The issue is that string fields in Hive/Impala don’t have a defined length, so when you point SAS (and other tools) at these tables, they have nothing to go on in terms of how long the content in them is. Taking a recautionary approach, SAS allows for them to be up to its maximum length, 32767 (or whatever you set it to), to avoid as much truncation as possible, but it’s a one-size fits all approach.
When any data is extracted therefore is treated as having text fields as long as this, and the datasets have these fields are formatted as $32767. in effect. Yes they’ll compress, but that isn’t really the issue. The issue is that the data being sent from the Hadoop server to SAS is treated as being this wide, and effectively your transferring way more bytes, a lot of them ”blank” to SAS, at which point they will get compressed. The transfer of “wider” data than it really could/should be introduces elapsed time.

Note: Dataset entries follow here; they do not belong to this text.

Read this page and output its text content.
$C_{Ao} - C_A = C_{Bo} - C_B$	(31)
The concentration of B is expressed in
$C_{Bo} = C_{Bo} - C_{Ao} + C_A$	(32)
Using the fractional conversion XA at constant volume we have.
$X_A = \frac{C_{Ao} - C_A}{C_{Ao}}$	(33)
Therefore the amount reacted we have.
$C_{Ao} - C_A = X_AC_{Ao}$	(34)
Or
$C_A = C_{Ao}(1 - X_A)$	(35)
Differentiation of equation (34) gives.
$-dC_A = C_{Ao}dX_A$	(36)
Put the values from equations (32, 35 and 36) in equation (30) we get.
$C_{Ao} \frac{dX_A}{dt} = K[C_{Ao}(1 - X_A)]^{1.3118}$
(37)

I was lucky enough to be testing on an environment where the SAS servers were on one side of a WAN, with Hadoop on the other. I say “lucky” because you learn more from a badly configured/performing environment that an optimally set up one.
Yup, Viya support fields with much more diverse formats and types than SAS, which is a very good thing that should help in these circumstances, but I’d contest that there are multiple additional reasons to surface tables with fields that have defined lengths relevant to the range of content they actually contain than just embracing Hadoop et al’s ability to "not care".
For instance, a Gender field that presents as $1 makes it pretty obvious what’s going on, and this is what you get with a view that casts string field to varchar(1).
I’d have to dig out my stats, but the compressed datasets from “native” tables with string were (much, I recall) larger than the compressed datasets from the views.